“College isn’t for everybody.” The first time I heard this was from my high school counselor who discouraged me from applying to San Jose State University. I heard it over and over again from teachers and other school leaders when, as president of the school board, I proposed making high school graduation requirements the same as college eligibility requirements.
That statement has some truth to it, but you have to make that determination on your own. Teachers, counselors, the school system, parents, family, friends, and society don’t have any business telling you if college is the right path for you. Unless your heart is set on a career that requires no education, I highly recommend that you give college a try.
Let’s get a couple of things straight first. College isn’t easy. It’s an exercise in determination, discipline, and hard work. It doesn’t guarantee a job and a high-paying career after graduation. That’s up to you. What college does is open your mind and opens the door to limitless opportunities. During the past few months, I’ve had the privilege to speak to high school and college students about the value of my college education in a talk I call, “How College Changed My Life.”

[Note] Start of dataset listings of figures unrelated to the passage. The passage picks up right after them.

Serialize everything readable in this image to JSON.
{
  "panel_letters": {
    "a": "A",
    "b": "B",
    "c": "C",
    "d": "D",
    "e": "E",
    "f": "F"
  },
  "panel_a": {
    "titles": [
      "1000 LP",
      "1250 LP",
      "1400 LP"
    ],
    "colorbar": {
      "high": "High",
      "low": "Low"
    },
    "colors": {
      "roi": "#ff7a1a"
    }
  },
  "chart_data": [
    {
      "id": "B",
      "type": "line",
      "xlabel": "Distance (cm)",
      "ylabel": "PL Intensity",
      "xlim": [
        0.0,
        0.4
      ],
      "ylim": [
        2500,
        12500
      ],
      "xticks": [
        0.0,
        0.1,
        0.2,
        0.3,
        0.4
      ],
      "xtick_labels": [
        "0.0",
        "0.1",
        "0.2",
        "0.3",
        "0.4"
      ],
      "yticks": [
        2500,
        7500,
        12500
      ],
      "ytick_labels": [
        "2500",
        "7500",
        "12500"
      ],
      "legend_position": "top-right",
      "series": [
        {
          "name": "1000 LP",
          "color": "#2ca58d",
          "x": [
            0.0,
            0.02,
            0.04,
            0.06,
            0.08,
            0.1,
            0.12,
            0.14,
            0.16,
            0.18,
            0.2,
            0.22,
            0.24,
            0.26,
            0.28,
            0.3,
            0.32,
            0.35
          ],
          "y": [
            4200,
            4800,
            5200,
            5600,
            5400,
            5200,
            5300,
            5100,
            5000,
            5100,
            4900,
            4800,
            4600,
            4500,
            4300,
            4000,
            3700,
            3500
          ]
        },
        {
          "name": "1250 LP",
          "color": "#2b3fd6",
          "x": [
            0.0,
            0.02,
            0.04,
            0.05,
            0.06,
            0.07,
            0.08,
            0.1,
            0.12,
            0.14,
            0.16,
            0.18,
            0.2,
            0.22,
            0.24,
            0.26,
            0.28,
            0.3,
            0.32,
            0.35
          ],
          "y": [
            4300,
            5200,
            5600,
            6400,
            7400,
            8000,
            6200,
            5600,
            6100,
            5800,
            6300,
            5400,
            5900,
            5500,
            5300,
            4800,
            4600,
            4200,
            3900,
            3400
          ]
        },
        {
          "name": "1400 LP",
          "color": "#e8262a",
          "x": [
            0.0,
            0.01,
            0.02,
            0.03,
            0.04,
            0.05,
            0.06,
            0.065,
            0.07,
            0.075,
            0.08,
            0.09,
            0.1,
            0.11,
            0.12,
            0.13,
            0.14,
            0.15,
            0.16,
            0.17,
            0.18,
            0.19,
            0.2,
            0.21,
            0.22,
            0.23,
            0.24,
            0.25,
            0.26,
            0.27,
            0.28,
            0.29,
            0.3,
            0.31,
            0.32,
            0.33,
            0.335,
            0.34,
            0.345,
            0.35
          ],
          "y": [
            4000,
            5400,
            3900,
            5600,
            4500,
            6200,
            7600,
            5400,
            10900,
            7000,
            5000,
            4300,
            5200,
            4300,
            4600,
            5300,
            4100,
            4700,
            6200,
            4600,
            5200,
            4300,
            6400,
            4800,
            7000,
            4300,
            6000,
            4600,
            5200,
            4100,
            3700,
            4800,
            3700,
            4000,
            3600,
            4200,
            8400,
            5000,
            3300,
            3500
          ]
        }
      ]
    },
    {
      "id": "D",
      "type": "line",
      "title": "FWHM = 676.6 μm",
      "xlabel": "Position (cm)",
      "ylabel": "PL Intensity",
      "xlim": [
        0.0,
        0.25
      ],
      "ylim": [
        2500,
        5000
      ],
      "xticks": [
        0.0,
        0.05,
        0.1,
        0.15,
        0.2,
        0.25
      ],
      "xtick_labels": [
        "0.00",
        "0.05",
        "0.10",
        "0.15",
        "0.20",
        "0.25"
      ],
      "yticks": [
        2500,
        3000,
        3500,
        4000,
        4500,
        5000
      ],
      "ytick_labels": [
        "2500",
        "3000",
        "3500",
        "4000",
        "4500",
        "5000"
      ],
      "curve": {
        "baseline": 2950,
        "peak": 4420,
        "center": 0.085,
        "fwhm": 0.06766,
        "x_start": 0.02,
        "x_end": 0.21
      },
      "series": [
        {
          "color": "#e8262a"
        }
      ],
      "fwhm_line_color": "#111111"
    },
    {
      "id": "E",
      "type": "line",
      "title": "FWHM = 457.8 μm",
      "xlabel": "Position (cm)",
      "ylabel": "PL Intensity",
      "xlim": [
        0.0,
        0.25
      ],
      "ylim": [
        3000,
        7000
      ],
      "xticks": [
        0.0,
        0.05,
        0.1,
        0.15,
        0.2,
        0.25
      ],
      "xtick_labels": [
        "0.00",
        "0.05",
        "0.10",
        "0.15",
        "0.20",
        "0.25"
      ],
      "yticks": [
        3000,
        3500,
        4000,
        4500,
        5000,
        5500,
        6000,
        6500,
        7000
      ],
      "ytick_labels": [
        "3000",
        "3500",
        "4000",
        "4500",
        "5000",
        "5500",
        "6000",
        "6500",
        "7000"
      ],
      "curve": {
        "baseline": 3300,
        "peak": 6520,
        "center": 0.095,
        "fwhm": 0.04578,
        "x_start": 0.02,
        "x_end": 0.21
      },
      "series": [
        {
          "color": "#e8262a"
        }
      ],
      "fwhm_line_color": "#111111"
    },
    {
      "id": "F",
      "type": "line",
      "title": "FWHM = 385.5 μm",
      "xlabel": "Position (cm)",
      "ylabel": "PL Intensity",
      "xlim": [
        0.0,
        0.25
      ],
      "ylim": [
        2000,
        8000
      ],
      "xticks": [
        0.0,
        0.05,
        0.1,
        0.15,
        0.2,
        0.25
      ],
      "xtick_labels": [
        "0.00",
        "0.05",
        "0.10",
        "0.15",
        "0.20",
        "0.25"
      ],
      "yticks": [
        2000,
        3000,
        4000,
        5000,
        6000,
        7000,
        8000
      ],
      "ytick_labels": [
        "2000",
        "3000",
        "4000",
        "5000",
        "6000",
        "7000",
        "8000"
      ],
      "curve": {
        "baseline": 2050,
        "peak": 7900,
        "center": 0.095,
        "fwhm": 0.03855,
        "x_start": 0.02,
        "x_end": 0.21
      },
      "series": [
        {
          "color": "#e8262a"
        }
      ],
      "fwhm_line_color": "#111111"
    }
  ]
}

I failed at my first try at college, so I went out into the world and tried to make a living without an education. I drove a forklift at a sheet metal company and worked in construction to quickly learn that I was miserable. I tried selling shoes, toys, and sporting goods to find out that the fastest path to management was a college degree. I coached middle and high school kids, but that didn’t provide a living.
So, in my mid-20s, I went back to college. This time I put my heart and soul into it. My goal was to be a high school history teacher and basketball coach. A funny thing happened on the way to that goal: I never got there. Studying history at San Jose State University blew my mind wide open. I became fascinated about how business, politics, education, and ideas changed the course of history. This fascination led to a career that has been a wild, but fulfilling, ride.
When I walked into Spartan Stadium on graduation day, I wasn’t sure what I wanted to do anymore. I loved kids and coaching basketball, but the college experience taught me that there was so much more out there than I could even imagine. I took a position as legislative assistant to a city councilwoman, not knowing what that meant. The research, writing, and public-speaking skills I learned in college were a perfect fit for the job.
My fondest memory of that first job as a college graduate was when the councilwoman led the effort to rename the central city park in honor of Latino icon César Chávez. I suggested that the organizing committee, which included Chávez family members, honor César by engraving his name on the face of the park’s marble stage. They agreed. I got goose bumps the day that city leaders and the Chávez family unveiled the engraving. I still get goose bumps every time I see it.
Since that experience, I’ve worked in business, served on the school board, and returned to local government. Instead of teaching history, I’ve been a witness to history. I was in Denver’s Mile High Stadium as a corporate executive when President Obama accepted the Democratic nomination for president in2008. As a school board member, I saw parents and students save high school sports and win the fight for graduation requirements to mirror college eligibility standards.
There’s an old saying that goes something like this: “No one can ever take away your education.” A few years ago, I had a massive heart attack that nearly took my life. With a damaged heart, my ability to work 18 hours a day, play basketball, and ride roller coasters has been taken away. But, I can still read, write, research, speak, and share stories with anyone who’s willing to listen. I couldn’t do any of that without my San Jose State University education.
I understand that college might not be for everyone. Our world depends on people who work in the trades, drive goods to market, and provide services. These are honorable professions that deserve our appreciation. My parents worked hard without a college education, raised a family, and encouraged their children to reach for the stars. Even though they didn’t have a university degree, they knew we needed one to achieve our dreams.
Cultural and socio-economic conditions seven decades ago made it difficult for my parents to get a higher education. We live in a different age today. There are so many more opportunities than a generation ago, especially for Latinos. Society may be telling you that you’re destined to be a truck driver, receptionist, construction worker, or landscaper. That may be true. That may be your destiny. But you ought to give college a try first. You never know what could happen.